Los insensatos pensaban que habían muerto, y consideraban su tránsito como una desgracia,
y su salida de entre nosotros, una ruina, pero ellos están en paz.
Aunque la gente pensaba que cumplían una pena, su esperanza estaba llena de inmortalidad.
Sufrieron pequeños castigos, recibirán grandes bienes, porque Dios los puso a prueba y los halló dignos de él.
Los probó como oro en el crisol y los aceptó como sacrificio de holocausto.
En el día del juicio resplandecerán y se propagarán como chispas en un rastrojo.
Gobernarán naciones, someterán pueblos y el Señor reinará sobre ellos eternamente.
Los que confían en él comprenderán la verdad y los que son fieles a su amor permanecerán a su lado, porque la gracia y la misericordia son para sus devotos y la protección para sus elegidos.

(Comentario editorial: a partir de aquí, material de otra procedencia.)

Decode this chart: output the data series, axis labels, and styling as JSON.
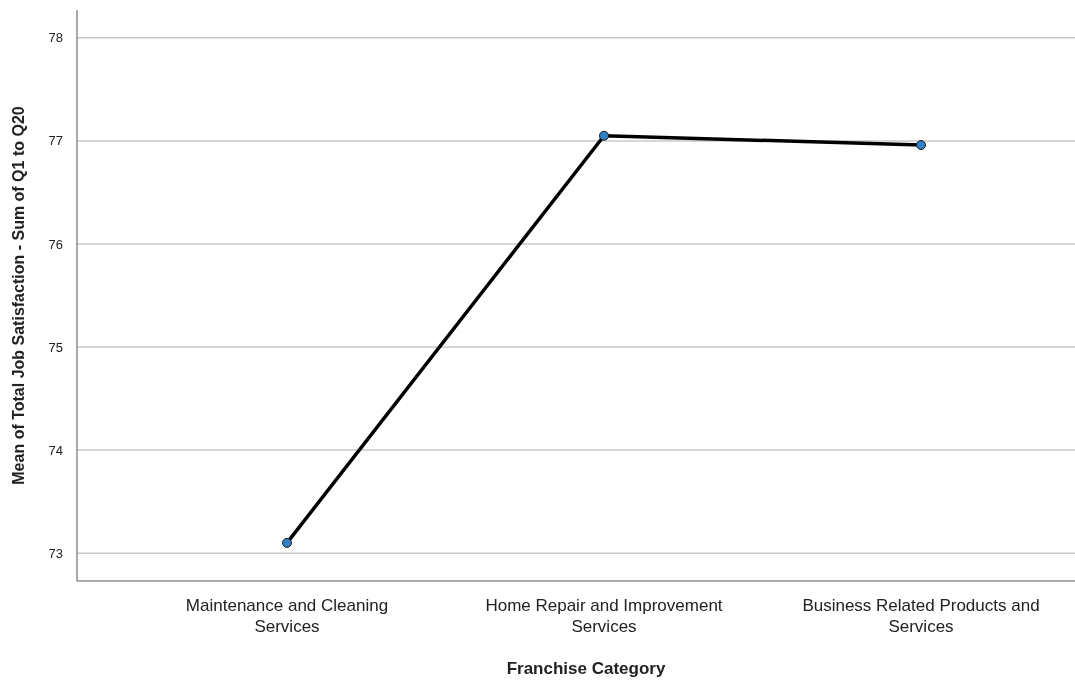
{
  "chart_data": {
    "type": "line",
    "xlabel": "Franchise Category",
    "ylabel": "Mean of Total Job Satisfaction - Sum of Q1 to Q20",
    "categories": [
      "Maintenance and Cleaning Services",
      "Home Repair and Improvement Services",
      "Business Related Products and Services"
    ],
    "series": [
      {
        "color": "#000000",
        "values": [
          73.1,
          77.05,
          76.96
        ]
      }
    ],
    "ylim": [
      72.73,
      78.27
    ],
    "yticks": [
      73,
      74,
      75,
      76,
      77,
      78
    ],
    "grid": "y",
    "marker": "circle",
    "line_style": "solid"
  }
}
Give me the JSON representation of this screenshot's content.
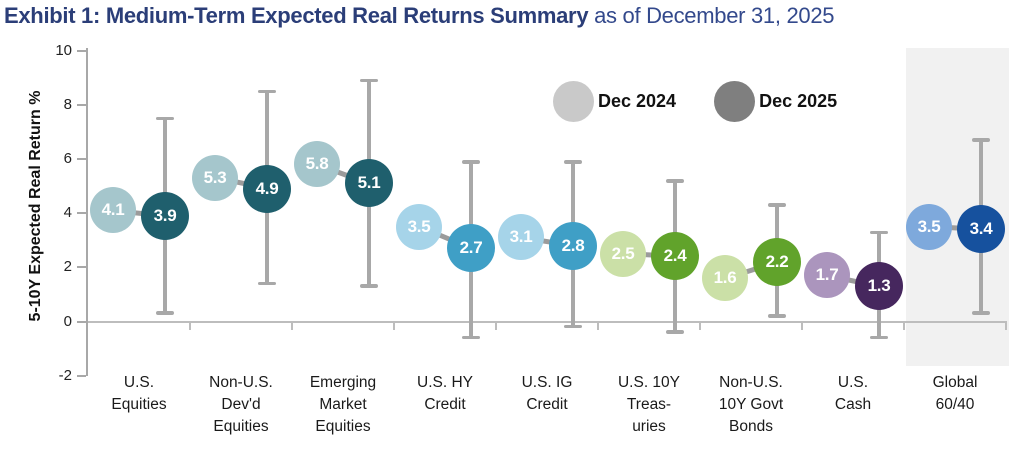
{
  "title": {
    "bold": "Exhibit 1: Medium-Term Expected Real Returns Summary",
    "regular": " as of December 31, 2025"
  },
  "legend": {
    "items": [
      {
        "label": "Dec 2024",
        "color": "#c9c9c9"
      },
      {
        "label": "Dec 2025",
        "color": "#7f7f7f"
      }
    ]
  },
  "chart_data": {
    "type": "scatter",
    "subtype": "paired-dot-plot-with-error-bars",
    "title": "Exhibit 1: Medium-Term Expected Real Returns Summary as of December 31, 2025",
    "ylabel": "5-10Y Expected Real Return %",
    "ylim": [
      -2,
      10
    ],
    "yticks": [
      10,
      8,
      6,
      4,
      2,
      0,
      -2
    ],
    "grid": false,
    "legend_position": "top-center",
    "categories": [
      "U.S. Equities",
      "Non-U.S. Dev'd Equities",
      "Emerging Market Equities",
      "U.S. HY Credit",
      "U.S. IG Credit",
      "U.S. 10Y Treasuries",
      "Non-U.S. 10Y Govt Bonds",
      "U.S. Cash",
      "Global 60/40"
    ],
    "category_label_lines": [
      [
        "U.S.",
        "Equities"
      ],
      [
        "Non-U.S.",
        "Dev'd",
        "Equities"
      ],
      [
        "Emerging",
        "Market",
        "Equities"
      ],
      [
        "U.S. HY",
        "Credit"
      ],
      [
        "U.S. IG",
        "Credit"
      ],
      [
        "U.S. 10Y",
        "Treas-",
        "uries"
      ],
      [
        "Non-U.S.",
        "10Y Govt",
        "Bonds"
      ],
      [
        "U.S.",
        "Cash"
      ],
      [
        "Global",
        "60/40"
      ]
    ],
    "series": [
      {
        "name": "Dec 2024",
        "values": [
          4.1,
          5.3,
          5.8,
          3.5,
          3.1,
          2.5,
          1.6,
          1.7,
          3.5
        ],
        "colors": [
          "#a5c6cc",
          "#a5c6cc",
          "#a5c6cc",
          "#a6d4e9",
          "#a6d4e9",
          "#cbe0a7",
          "#cbe0a7",
          "#ab95bd",
          "#7ea9dc"
        ]
      },
      {
        "name": "Dec 2025",
        "values": [
          3.9,
          4.9,
          5.1,
          2.7,
          2.8,
          2.4,
          2.2,
          1.3,
          3.4
        ],
        "colors": [
          "#1f5f6d",
          "#1f5f6d",
          "#1f5f6d",
          "#3f9fc6",
          "#3f9fc6",
          "#61a32b",
          "#61a32b",
          "#46275e",
          "#16519e"
        ]
      }
    ],
    "error_bars": {
      "applies_to": "Dec 2025",
      "low": [
        0.3,
        1.4,
        1.3,
        -0.6,
        -0.2,
        -0.4,
        0.2,
        -0.6,
        0.3
      ],
      "high": [
        7.5,
        8.5,
        8.9,
        5.9,
        5.9,
        5.2,
        4.3,
        3.3,
        6.7
      ],
      "color": "#a8a8a8"
    },
    "highlight_band": {
      "category": "Global 60/40",
      "index": 8,
      "color": "#f1f1f1"
    },
    "colors": {
      "axis": "#a8a8a8",
      "zero_line": "#bdbdbd",
      "connector": "#9b9b9b",
      "value_text": "#ffffff",
      "title_bold": "#2b3e78",
      "title_regular": "#33498c"
    }
  }
}
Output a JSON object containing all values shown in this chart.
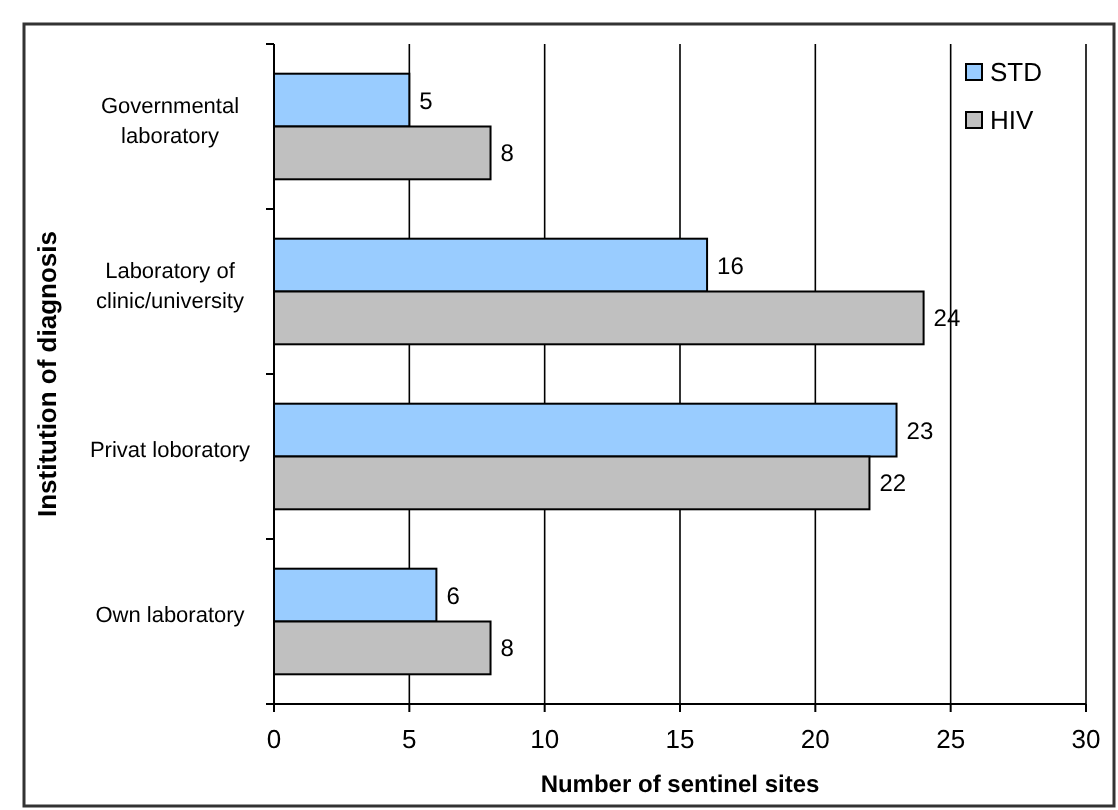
{
  "chart_data": {
    "type": "bar",
    "orientation": "horizontal",
    "xlabel": "Number of sentinel sites",
    "ylabel": "Institution of diagnosis",
    "categories": [
      "Governmental laboratory",
      "Laboratory of clinic/university",
      "Privat loboratory",
      "Own laboratory"
    ],
    "series": [
      {
        "name": "STD",
        "color": "#99ccff",
        "values": [
          5,
          16,
          23,
          6
        ]
      },
      {
        "name": "HIV",
        "color": "#c0c0c0",
        "values": [
          8,
          24,
          22,
          8
        ]
      }
    ],
    "xlim": [
      0,
      30
    ],
    "xticks": [
      0,
      5,
      10,
      15,
      20,
      25,
      30
    ],
    "grid": "x",
    "legend": "top right",
    "data_labels": true
  }
}
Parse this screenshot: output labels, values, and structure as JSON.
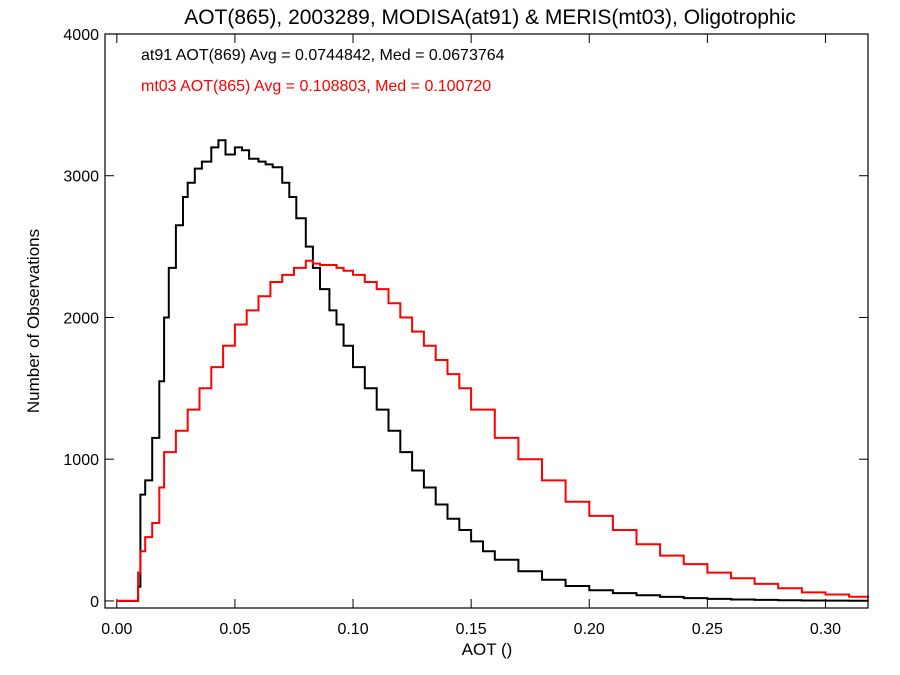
{
  "chart_data": {
    "type": "line",
    "title": "AOT(865), 2003289, MODISA(at91) & MERIS(mt03), Oligotrophic",
    "xlabel": "AOT ()",
    "ylabel": "Number of Observations",
    "xlim": [
      -0.005,
      0.318
    ],
    "ylim": [
      -50,
      4000
    ],
    "x_ticks": [
      0.0,
      0.05,
      0.1,
      0.15,
      0.2,
      0.25,
      0.3
    ],
    "x_tick_labels": [
      "0.00",
      "0.05",
      "0.10",
      "0.15",
      "0.20",
      "0.25",
      "0.30"
    ],
    "y_ticks": [
      0,
      1000,
      2000,
      3000,
      4000
    ],
    "y_tick_labels": [
      "0",
      "1000",
      "2000",
      "3000",
      "4000"
    ],
    "grid": false,
    "annotations": [
      {
        "text": "at91 AOT(869) Avg = 0.0744842, Med = 0.0673764",
        "color": "#000000"
      },
      {
        "text": "mt03 AOT(865) Avg = 0.108803, Med = 0.100720",
        "color": "#ff0000"
      }
    ],
    "series": [
      {
        "color": "#000000",
        "x": [
          0.0,
          0.005,
          0.008,
          0.009,
          0.01,
          0.012,
          0.015,
          0.018,
          0.02,
          0.022,
          0.025,
          0.028,
          0.03,
          0.033,
          0.036,
          0.04,
          0.043,
          0.046,
          0.05,
          0.053,
          0.056,
          0.06,
          0.063,
          0.066,
          0.07,
          0.073,
          0.076,
          0.08,
          0.083,
          0.086,
          0.09,
          0.093,
          0.096,
          0.1,
          0.105,
          0.11,
          0.115,
          0.12,
          0.125,
          0.13,
          0.135,
          0.14,
          0.145,
          0.15,
          0.155,
          0.16,
          0.17,
          0.18,
          0.19,
          0.2,
          0.21,
          0.22,
          0.23,
          0.24,
          0.25,
          0.26,
          0.27,
          0.28,
          0.29,
          0.3,
          0.31,
          0.318
        ],
        "y": [
          0,
          0,
          0,
          100,
          750,
          850,
          1150,
          1550,
          2000,
          2350,
          2650,
          2850,
          2950,
          3050,
          3100,
          3200,
          3250,
          3150,
          3200,
          3180,
          3120,
          3100,
          3080,
          3060,
          2950,
          2850,
          2700,
          2500,
          2350,
          2200,
          2050,
          1950,
          1800,
          1650,
          1500,
          1350,
          1200,
          1050,
          920,
          800,
          680,
          580,
          500,
          420,
          350,
          290,
          210,
          150,
          105,
          75,
          55,
          40,
          28,
          20,
          14,
          10,
          7,
          5,
          3,
          2,
          1,
          0
        ]
      },
      {
        "color": "#ff0000",
        "x": [
          0.0,
          0.008,
          0.009,
          0.01,
          0.012,
          0.015,
          0.018,
          0.02,
          0.025,
          0.03,
          0.035,
          0.04,
          0.045,
          0.05,
          0.055,
          0.06,
          0.065,
          0.07,
          0.075,
          0.08,
          0.083,
          0.086,
          0.09,
          0.093,
          0.096,
          0.1,
          0.105,
          0.11,
          0.115,
          0.12,
          0.125,
          0.13,
          0.135,
          0.14,
          0.145,
          0.15,
          0.16,
          0.17,
          0.18,
          0.19,
          0.2,
          0.21,
          0.22,
          0.23,
          0.24,
          0.25,
          0.26,
          0.27,
          0.28,
          0.29,
          0.3,
          0.31,
          0.318
        ],
        "y": [
          0,
          0,
          200,
          350,
          450,
          550,
          800,
          1050,
          1200,
          1350,
          1500,
          1650,
          1800,
          1950,
          2050,
          2150,
          2250,
          2300,
          2350,
          2400,
          2380,
          2370,
          2370,
          2350,
          2330,
          2300,
          2250,
          2200,
          2100,
          2000,
          1900,
          1800,
          1700,
          1600,
          1500,
          1350,
          1150,
          1000,
          850,
          700,
          600,
          500,
          400,
          320,
          260,
          200,
          160,
          120,
          90,
          60,
          45,
          30,
          20
        ]
      }
    ]
  }
}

Los impíos, en cambio, serán castigados por sus pensamientos, pues despreciaron al justo y se apartaron del Señor.
Desgraciado el que desdeña la sabiduría y la instrucción; vana es su esperanza, baldíos sus esfuerzos e inútiles sus obras.
Sus mujeres son necias, depravados sus hijos y maldita su posteridad.
Dichosa la estéril intachable, cuyo lecho no conoció la infidelidad: obtendrá su fruto el día del juicio.
Dichoso también el eunuco en cuyas manos no hay pecado, ni tuvo malos pensamientos contra el Señor: por su fidelidad recibirá un favor especial y una herencia envidiable en el templo del Señor.
Porque el fruto del buen trabajo es glorioso y la raíz de la prudencia es imperecedera.
En cambio, los hijos de los adúlteros no llegarán a la madurez, y la prole nacida de unión ilegítima desaparecerá.
Aunque vivan largos años, nadie los tendrá en cuenta, y al final su vejez será deshonrosa.
Si mueren pronto, no tendrán esperanza, ni consuelo en el día del juicio,
pues la raza de los malvados acaba mal.